The SEWOptimizer will evaluate the performance on the development set by default. Please make sure the benchmark has a development set properly set up. You can either: - Use a benchmark that already provides a development set (like HotPotQA) - Split your dataset into development and test sets (like in the HumanEvalSplits example above) - Implement a custom benchmark with development set support

Step 3: Set Up the Evaluator

The evaluator is responsible for assessing the performance of the workflow during optimization. For more detailed information about how to set up and use the evaluator, please refer to the Benchmark and Evaluation Tutorial.

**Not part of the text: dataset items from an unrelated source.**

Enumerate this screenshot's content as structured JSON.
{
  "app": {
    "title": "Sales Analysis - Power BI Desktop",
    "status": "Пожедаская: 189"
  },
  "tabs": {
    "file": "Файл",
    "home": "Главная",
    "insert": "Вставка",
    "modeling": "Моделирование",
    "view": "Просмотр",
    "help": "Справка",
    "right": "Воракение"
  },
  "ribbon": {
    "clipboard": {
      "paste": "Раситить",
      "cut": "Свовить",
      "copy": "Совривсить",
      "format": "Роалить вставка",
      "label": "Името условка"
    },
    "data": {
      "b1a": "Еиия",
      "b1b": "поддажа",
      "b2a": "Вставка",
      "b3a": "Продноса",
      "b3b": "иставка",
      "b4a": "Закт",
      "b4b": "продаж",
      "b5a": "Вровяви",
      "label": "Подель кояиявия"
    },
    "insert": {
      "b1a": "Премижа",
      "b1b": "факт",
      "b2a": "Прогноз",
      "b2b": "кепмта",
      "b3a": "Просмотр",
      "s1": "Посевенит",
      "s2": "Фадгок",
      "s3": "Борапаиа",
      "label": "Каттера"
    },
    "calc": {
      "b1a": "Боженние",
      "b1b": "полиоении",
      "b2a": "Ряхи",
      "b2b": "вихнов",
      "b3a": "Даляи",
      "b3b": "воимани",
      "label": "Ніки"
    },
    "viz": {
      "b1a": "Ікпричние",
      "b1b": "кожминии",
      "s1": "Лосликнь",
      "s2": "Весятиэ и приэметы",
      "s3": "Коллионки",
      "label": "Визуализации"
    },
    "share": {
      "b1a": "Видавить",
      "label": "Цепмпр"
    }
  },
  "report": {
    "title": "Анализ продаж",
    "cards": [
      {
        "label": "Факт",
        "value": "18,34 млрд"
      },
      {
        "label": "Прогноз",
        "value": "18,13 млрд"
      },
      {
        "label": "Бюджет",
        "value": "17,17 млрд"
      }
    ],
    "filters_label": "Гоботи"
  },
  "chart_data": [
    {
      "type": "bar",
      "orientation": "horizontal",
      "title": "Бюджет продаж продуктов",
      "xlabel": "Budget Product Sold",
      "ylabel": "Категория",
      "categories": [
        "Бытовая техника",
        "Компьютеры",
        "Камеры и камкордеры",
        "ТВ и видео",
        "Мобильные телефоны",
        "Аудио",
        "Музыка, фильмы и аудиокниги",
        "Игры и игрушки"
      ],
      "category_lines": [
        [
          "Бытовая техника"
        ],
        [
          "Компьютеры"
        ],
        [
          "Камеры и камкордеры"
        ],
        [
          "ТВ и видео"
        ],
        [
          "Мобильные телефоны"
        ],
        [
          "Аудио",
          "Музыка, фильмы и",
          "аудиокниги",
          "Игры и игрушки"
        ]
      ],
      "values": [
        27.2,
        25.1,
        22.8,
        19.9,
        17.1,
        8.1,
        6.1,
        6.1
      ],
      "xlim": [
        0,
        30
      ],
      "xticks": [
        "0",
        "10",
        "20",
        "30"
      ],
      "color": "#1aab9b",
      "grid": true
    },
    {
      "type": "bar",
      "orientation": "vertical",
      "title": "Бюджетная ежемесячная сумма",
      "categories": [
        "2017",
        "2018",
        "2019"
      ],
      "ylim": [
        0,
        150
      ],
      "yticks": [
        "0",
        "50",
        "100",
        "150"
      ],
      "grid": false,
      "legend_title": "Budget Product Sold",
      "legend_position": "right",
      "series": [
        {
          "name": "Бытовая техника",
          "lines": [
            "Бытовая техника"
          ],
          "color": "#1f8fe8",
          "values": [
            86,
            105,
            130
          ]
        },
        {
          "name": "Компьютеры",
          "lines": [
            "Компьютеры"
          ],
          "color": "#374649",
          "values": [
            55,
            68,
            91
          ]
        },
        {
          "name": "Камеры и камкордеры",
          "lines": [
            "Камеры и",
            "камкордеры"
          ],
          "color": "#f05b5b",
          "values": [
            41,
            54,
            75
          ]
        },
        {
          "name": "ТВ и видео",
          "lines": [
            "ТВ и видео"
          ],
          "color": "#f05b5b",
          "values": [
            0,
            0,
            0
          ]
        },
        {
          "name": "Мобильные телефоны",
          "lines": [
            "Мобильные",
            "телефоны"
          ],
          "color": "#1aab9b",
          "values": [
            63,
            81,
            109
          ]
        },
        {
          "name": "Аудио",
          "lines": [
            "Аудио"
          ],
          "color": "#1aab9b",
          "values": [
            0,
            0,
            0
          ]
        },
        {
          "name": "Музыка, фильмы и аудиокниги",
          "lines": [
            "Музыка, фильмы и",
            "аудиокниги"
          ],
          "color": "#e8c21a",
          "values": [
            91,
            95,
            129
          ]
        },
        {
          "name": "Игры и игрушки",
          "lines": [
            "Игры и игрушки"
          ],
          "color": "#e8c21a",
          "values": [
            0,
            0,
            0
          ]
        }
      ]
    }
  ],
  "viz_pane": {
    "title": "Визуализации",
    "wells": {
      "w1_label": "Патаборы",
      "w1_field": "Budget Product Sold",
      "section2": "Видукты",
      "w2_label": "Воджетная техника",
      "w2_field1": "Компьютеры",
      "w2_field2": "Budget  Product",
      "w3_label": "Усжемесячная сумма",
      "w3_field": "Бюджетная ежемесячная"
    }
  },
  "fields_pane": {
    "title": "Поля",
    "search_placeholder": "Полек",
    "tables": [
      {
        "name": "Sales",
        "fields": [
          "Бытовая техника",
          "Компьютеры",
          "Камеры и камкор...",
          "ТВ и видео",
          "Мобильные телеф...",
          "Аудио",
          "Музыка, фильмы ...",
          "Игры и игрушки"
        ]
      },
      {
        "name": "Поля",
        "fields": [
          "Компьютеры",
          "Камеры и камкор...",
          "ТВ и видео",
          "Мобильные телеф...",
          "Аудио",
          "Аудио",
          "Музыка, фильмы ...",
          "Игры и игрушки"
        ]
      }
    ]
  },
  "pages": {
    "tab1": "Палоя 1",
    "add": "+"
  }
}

def collate_func(example: dict) -> dict:
    # convert raw example to the expected input for the SEW workflow
    return {"question": example["prompt"]}

evaluator = Evaluator(
    llm=llm, 
    agent_manager=agent_manager, 
    collate_func=collate_func, 
    num_workers=5, 
    verbose=True
)

4. Configuring and Running the SEW Optimizer

The SEW optimizer can be configured with various parameters to control the optimization process:

optimizer = SEWOptimizer(
    graph=sew_graph,           # The workflow graph to optimize
    evaluator=evaluator,       # The evaluator for performance assessment
    llm=llm,                   # The language model
    max_steps=10,             # Maximum optimization steps
    eval_rounds=1,            # Number of evaluation rounds per step
    repr_scheme="python",     # Representation scheme for the workflow
    optimize_mode="prompt",   # What aspect to optimize (prompt/structure/all)
    order="zero-order"        # Optimization algorithm order (zero-order/first-order)
)

Running the Optimization

To start the optimization process:

# Optimize the SEW workflow
optimizer.optimize(dataset=humaneval)

# Evaluate the optimized workflow
with suppress_logger_info():
    metrics = optimizer.evaluate(dataset=humaneval, eval_mode="test")
print("Evaluation metrics: ", metrics)

# Save the optimized SEW workflow
optimizer.save("debug/optimized_sew_workflow.json")

For a complete working example, please refer to sew_optimizer.py.